Sono circa cinque milioni gli italiani che convivono con l’incontinenza urinaria, quasi il 9% della popolazione. Nonostante l’ampia diffusione, il disturbo resta spesso nascosto: vergogna e imbarazzo portano molte persone a rimandare il confronto con il medico, rinunciando a percorsi diagnostici e terapeutici che nella maggior parte dei casi risultano efficaci.
L’incontinenza urinaria è definita come la perdita involontaria di urina.
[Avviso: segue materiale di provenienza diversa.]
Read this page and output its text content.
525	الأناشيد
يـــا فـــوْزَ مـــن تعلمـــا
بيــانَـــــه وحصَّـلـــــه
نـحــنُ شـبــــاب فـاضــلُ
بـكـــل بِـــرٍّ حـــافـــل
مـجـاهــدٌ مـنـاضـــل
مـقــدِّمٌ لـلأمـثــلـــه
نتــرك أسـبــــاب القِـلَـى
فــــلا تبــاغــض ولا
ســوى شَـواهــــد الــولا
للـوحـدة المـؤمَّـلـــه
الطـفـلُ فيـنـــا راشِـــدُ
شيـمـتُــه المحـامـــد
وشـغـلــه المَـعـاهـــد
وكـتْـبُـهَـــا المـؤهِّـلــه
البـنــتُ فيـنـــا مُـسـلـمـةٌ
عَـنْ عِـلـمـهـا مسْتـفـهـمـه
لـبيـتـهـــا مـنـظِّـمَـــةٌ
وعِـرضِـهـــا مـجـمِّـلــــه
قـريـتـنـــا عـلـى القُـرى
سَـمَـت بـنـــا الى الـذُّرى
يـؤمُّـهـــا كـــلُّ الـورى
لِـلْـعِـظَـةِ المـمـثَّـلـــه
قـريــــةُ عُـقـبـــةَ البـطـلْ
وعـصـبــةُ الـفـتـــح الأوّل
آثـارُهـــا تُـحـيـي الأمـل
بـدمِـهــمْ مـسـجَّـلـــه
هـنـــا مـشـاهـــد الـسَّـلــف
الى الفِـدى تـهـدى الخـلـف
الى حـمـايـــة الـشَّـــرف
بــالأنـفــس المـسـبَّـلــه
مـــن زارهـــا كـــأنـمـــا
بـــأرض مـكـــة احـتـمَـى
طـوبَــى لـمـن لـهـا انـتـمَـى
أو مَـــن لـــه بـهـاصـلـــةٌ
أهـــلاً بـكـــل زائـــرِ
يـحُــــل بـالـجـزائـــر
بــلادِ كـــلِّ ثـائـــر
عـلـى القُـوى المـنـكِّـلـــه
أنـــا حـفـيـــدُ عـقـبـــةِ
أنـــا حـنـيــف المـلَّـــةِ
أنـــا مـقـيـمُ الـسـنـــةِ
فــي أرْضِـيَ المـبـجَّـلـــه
Non rappresenta una “normale” conseguenza dell’età, né una condizione con cui rassegnarsi a convivere: si tratta di un sintomo che richiede sempre attenzione e approfondimento clinico. Tra le forme più comuni rientrano l’incontinenza da stress, che compare durante sforzi come tosse, starnuti o sollevamento di pesi; quella da urgenza, caratterizzata da uno stimolo improvviso e difficilmente controllabile; e quella da rigurgito o ostruttiva, legata allo svuotamento incompleto della vescica.
Cause e fattori di rischio
Le cause possono essere molteplici: infezioni delle vie urinarie, calcoli, patologie neurologiche, problemi intestinali, variazioni ormonali come quelle della menopausa, esiti di interventi chirurgici (ad esempio l’isterectomia), disturbi prostatici o interventi oncologici alla prostata. Concorrono anche alcuni farmaci e abitudini alimentari scorrette.
I fattori di rischio differiscono tra uomini e donne. Nelle donne incidono gravidanza, parto e menopausa; negli uomini assumono rilievo l’età, l’ingrossamento della prostata, la chirurgia prostatica e alcune malattie neurologiche. Nonostante ciò, l’incontinenza può colpire tutte le fasce d’età, inclusi i giovani.
L’importanza della diagnosi precoce
Correggere gli stili di vita e prestare attenzione ai primi segnali è fondamentale, perché intervenire tempestivamente aumenta in modo significativo le possibilità di risolvere il problema. La diagnosi parte dall’anamnesi e dall’esame obiettivo, continua con analisi delle urine e del sangue e con l’ecografia dell’addome e del bacino. Nei casi che lo richiedono, si procede con esami di secondo livello come lo studio urodinamico, la cistoscopia o la cistografia.
Quando l’incontinenza viene accertata, il Servizio Sanitario Nazionale prevede la possibilità di ricevere presidi assorbenti a supporto del paziente, riducendo l’impatto economico del disturbo sulle famiglie.
Le terapie oggi disponibili
Il trattamento è sempre personalizzato e può includere la riabilitazione del pavimento pelvico, terapie farmacologiche, stimolazione del nervo tibiale, stimolazione magnetica funzionale e, in casi selezionati, iniezioni di tossina botulinica o collagene.
Tra le opzioni più avanzate rientra la neuromodulazione sacrale, che attraverso l’impianto di un dispositivo permette di modulare l’attività dei nervi vescicali e recuperare il controllo della vescica. Quando le terapie conservative non risultano sufficienti, si ricorre alla chirurgia, sempre più orientata verso tecniche mininvasive che riducono i tempi di degenza e il disagio post-operatorio.
Un problema che non va nascosto
La ricerca continua a evolvere e anche le tecnologie digitali, come l’intelligenza artificiale, potranno contribuire a migliorare diagnosi e trattamenti. Il messaggio centrale resta però uno: l’incontinenza urinaria non è un destino inevitabile e non deve essere taciuta. Nella grande maggioranza dei casi oggi è possibile curarla o controllarla efficacemente, restituendo a chi ne soffre una buona qualità di vita.